A shtetl fashion statement

When Jasia of Creative Gene announced the topic - School Days - for the new Carnival of Genealogy, I took a nostalgic trip back in time.

Procrastination is genetic in my family so I forgot to share that trip on my blog until today.

My maternal grandfather Szaje Fink (who would become Sidney Fink in New York) and his siblings lived in the "shtetl" (Yiddish for small town) of Suchastow. This well-travelled little village was in Austro-Hungary when my grandfather lived there, then became part of Poland, and today is in Ukraine. For a very short time, it seems also to have been part of Slovakia.

My grandfather spoke several languages -- Yiddish, Polish, Russian, German and Slovak. He used to say he was never quite sure of where Suchastow was each day until he heard how the teacher addressed the class.

Born in 1898 (during the big Purim blizzard) in an even tinier hamlet in the same area, he came to America in 1914.

One of the best stories he ever told was about school.

The children went to school in a slightly larger hamlet down the road. Their mother, Rivke (Rebecca, who would become Regina on her New York gravestone), would always tell them to come home together quickly so no one would kidnap them.

In those days, prefaced my grandfather, the littlest kids wore long shirts which trailed down behind them.

Late one cold afternoon, they began walking home on a muddy path through the trees.

Suddenly, they thought they heard someone walking behind them and remembered their mother's stories of kidnappers. They became frightened and started running. No matter how fast they ran, the footsteps behind them kept coming.

Out of breath, red-faced, panting, they rushed in the door of the house, screaming for help because someone was chasing them. Rivka looked out the door, but saw no one. As she checked the children and calmed them, she began to laugh.
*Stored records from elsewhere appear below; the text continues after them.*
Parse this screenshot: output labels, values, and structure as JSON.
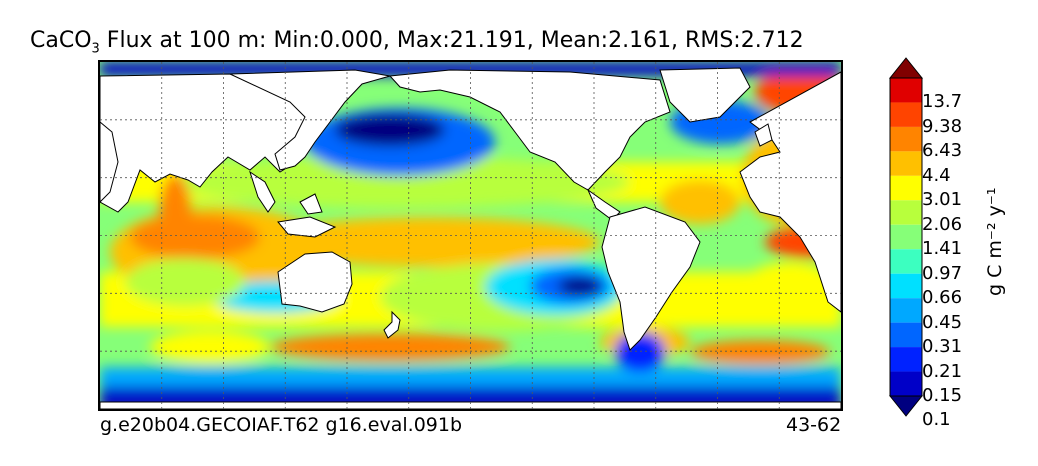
{
  "title": {
    "compound": "CaCO",
    "subscript": "3",
    "text": " Flux at 100 m: Min:0.000, Max:21.191, Mean:2.161, RMS:2.712"
  },
  "footer": {
    "case": "g.e20b04.GECOIAF.T62 g16.eval.091b",
    "years": "43-62"
  },
  "colorbar": {
    "unit_label": "g C m⁻² y⁻¹",
    "levels": [
      "13.7",
      "9.38",
      "6.43",
      "4.4",
      "3.01",
      "2.06",
      "1.41",
      "0.97",
      "0.66",
      "0.45",
      "0.31",
      "0.21",
      "0.15",
      "0.1"
    ],
    "colors": [
      "#000080",
      "#0000c8",
      "#0022ff",
      "#0066ff",
      "#00a8ff",
      "#00e0ff",
      "#3cffc0",
      "#86ff78",
      "#b8ff3c",
      "#ffff00",
      "#ffc000",
      "#ff8400",
      "#ff4400",
      "#e00000",
      "#800000"
    ]
  },
  "chart_data": {
    "type": "heatmap",
    "title": "CaCO3 Flux at 100 m: Min:0.000, Max:21.191, Mean:2.161, RMS:2.712",
    "variable": "CaCO3 Flux at 100 m",
    "statistics": {
      "min": 0.0,
      "max": 21.191,
      "mean": 2.161,
      "rms": 2.712
    },
    "units": "g C m-2 y-1",
    "contour_levels": [
      0.1,
      0.15,
      0.21,
      0.31,
      0.45,
      0.66,
      0.97,
      1.41,
      2.06,
      3.01,
      4.4,
      6.43,
      9.38,
      13.7
    ],
    "grid": true
  }
}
It seems their shirt tails had become wet, muddy and then frozen. Each time they took a step, the frozen shirt tails thumped the ground. As they ran, the tails hit faster and faster - thump, thump, thump - they believed they were being chased.

I don't know for sure, but it is likely Rivka shortened all their shirt tails that night.

1 comment:

  1. Funny story! Thanks for sharing that.